A Comprehensive Investigation of Particle Gradation Effects on Limiting Void Ratios and Pore Structures of Granular Soils

ABSTRACT The limiting void ratios (i.e., maximum and minimum void ratios, e max and e min ) and pore structures of granular soils critically influence their compactness, permeability, and deformation behavior. However, the effects of particle gradation on both macroscopic limiting void ratios and microscopic pore structures remain inadequately quantified. In this study, DEM simulations of the loosest and densest packings of ideal spheres are conducted to isolate gradation effects from particle shape. The combined influences of the coefficient of uniformity ( C u ) and coefficient of curvature ( C c ) on limiting void ratios are systematically investigated, and predictive models are developed to accurately capture these effects, with both interpolation accuracy and extrapolation capability validated.
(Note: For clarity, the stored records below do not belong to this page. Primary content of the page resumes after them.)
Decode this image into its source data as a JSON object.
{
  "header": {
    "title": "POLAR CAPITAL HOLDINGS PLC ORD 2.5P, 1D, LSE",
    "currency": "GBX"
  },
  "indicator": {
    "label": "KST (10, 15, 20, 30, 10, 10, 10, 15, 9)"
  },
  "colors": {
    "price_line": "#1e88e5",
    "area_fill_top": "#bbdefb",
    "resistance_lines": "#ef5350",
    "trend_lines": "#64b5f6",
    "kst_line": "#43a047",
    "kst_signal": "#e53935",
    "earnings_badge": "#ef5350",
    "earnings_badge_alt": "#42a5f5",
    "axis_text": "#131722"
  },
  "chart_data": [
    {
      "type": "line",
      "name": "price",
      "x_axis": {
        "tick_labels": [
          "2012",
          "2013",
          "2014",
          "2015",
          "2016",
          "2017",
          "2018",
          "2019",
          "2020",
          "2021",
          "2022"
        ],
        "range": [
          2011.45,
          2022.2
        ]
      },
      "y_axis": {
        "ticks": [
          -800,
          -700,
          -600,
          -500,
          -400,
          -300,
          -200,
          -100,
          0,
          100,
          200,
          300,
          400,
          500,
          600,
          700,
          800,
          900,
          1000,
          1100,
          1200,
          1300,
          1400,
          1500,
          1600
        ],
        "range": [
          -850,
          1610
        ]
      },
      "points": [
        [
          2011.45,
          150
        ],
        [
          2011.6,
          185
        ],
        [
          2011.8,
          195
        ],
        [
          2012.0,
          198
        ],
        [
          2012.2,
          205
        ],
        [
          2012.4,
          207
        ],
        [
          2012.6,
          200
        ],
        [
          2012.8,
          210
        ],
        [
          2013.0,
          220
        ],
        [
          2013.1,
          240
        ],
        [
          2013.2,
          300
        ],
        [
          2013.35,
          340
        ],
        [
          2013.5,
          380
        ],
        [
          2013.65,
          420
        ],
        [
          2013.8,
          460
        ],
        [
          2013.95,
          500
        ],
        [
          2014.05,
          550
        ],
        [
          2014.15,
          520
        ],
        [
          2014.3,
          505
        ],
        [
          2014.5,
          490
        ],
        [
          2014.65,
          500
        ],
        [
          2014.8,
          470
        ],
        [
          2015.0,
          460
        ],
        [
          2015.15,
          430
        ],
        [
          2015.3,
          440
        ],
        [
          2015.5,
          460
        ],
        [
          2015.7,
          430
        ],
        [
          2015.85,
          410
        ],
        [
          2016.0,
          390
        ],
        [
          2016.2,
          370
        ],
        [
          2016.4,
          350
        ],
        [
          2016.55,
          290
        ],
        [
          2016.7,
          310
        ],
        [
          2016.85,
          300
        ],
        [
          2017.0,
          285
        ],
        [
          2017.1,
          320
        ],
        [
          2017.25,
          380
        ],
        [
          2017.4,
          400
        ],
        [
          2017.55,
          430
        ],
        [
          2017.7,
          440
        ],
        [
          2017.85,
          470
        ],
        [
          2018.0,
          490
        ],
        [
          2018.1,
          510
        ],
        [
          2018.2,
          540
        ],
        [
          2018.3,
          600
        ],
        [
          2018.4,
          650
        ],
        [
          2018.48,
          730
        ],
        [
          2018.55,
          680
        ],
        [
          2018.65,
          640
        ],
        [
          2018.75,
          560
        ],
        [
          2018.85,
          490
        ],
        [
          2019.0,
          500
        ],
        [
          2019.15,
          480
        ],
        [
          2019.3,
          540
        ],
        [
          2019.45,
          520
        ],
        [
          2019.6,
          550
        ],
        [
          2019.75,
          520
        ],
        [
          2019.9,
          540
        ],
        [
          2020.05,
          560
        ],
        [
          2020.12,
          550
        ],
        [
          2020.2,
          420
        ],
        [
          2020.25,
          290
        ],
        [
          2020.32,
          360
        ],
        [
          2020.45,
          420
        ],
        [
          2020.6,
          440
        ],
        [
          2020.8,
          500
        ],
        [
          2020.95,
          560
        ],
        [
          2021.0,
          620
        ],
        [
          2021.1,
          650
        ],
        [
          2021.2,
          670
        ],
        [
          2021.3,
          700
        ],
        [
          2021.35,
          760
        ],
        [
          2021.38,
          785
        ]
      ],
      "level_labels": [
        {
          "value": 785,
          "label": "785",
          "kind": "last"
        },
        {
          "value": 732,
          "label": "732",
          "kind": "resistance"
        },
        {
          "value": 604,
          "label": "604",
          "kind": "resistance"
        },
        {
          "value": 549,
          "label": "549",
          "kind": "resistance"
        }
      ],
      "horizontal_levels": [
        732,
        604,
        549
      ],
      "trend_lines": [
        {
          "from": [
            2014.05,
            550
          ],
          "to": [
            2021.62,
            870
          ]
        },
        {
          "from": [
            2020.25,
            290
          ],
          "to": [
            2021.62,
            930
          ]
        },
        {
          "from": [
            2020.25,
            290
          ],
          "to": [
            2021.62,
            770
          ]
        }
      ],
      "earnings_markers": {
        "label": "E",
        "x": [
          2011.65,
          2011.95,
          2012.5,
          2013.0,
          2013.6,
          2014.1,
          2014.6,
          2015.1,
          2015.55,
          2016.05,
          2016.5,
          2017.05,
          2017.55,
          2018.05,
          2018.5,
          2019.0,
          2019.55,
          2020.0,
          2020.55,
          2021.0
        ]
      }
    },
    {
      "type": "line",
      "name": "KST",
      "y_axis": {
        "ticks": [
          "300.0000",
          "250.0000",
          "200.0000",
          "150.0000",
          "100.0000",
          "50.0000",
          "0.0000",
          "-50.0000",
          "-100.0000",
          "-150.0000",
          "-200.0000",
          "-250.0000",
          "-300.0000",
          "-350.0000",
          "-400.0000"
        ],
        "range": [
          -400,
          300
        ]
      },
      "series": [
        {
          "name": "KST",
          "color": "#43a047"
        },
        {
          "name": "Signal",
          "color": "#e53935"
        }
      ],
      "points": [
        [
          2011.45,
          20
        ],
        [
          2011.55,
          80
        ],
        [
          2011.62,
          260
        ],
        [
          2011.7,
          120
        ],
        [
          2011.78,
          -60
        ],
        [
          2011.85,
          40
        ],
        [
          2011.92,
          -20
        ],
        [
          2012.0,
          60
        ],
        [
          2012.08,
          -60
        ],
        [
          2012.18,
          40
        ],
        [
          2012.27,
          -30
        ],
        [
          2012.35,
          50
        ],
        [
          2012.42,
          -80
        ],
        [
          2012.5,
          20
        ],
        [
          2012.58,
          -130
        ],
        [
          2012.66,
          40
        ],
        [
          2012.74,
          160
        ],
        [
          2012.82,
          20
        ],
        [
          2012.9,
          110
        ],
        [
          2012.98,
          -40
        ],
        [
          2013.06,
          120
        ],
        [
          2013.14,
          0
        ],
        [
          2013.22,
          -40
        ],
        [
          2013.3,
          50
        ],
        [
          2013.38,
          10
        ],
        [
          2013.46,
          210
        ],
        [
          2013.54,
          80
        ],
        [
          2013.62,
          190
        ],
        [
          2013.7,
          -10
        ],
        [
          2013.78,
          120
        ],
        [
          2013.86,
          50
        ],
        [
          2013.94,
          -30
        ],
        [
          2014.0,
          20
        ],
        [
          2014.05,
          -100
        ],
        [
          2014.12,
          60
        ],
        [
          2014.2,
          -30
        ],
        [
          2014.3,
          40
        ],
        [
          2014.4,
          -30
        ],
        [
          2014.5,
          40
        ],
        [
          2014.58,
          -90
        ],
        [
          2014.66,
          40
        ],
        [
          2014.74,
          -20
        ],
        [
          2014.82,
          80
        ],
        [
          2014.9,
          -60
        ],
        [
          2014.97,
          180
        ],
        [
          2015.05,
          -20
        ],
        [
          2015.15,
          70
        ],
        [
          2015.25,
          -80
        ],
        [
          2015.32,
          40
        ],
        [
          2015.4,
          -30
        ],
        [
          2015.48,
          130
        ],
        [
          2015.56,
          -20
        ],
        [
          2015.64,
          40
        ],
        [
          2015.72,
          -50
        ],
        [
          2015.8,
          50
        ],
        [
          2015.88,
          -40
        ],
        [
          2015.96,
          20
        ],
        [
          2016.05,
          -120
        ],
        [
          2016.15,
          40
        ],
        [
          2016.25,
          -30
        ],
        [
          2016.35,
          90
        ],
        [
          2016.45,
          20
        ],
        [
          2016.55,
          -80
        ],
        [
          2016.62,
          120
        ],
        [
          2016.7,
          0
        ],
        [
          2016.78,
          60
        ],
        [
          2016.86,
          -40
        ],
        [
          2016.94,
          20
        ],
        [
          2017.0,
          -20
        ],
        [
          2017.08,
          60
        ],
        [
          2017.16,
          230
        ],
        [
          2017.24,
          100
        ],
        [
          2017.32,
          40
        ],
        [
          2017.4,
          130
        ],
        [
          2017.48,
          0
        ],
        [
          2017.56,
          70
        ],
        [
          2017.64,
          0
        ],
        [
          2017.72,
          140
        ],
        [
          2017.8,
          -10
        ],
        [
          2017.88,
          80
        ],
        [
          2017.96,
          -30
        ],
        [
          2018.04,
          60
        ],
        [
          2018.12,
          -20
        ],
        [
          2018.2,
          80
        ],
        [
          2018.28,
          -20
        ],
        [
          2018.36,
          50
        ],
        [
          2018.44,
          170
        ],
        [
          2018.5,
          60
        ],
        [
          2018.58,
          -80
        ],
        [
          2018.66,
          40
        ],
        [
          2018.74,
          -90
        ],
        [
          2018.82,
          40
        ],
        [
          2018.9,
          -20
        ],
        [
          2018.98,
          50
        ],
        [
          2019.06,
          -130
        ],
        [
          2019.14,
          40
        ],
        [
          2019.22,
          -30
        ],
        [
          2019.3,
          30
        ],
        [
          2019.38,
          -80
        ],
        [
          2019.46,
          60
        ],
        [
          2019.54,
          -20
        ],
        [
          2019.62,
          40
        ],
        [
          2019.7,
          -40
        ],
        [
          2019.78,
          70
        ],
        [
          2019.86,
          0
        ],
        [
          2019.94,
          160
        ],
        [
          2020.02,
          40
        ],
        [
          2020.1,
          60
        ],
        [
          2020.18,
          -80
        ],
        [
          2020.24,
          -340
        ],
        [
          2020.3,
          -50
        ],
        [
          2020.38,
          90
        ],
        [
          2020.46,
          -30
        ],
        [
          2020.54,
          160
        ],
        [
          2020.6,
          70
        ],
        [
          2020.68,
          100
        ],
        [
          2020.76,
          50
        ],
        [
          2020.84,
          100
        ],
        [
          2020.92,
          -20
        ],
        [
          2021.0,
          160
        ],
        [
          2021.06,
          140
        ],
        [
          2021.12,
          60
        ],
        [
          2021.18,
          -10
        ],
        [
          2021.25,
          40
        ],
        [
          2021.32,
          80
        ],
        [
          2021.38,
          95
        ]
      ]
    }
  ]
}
Additionally, particle gradation effects on three‐dimensional pore structures are analyzed, revealing that pore size distributions are well described by the Weibull distribution. Predictive models linking Weibull parameters to gradation parameters are also proposed, demonstrating high accuracy across a wide range of gradations. These findings provide quantitative tools for predicting both macroscopic limiting void ratios and pore‐scale properties from particle gradation, offering valuable insights for geotechnical design and optimization.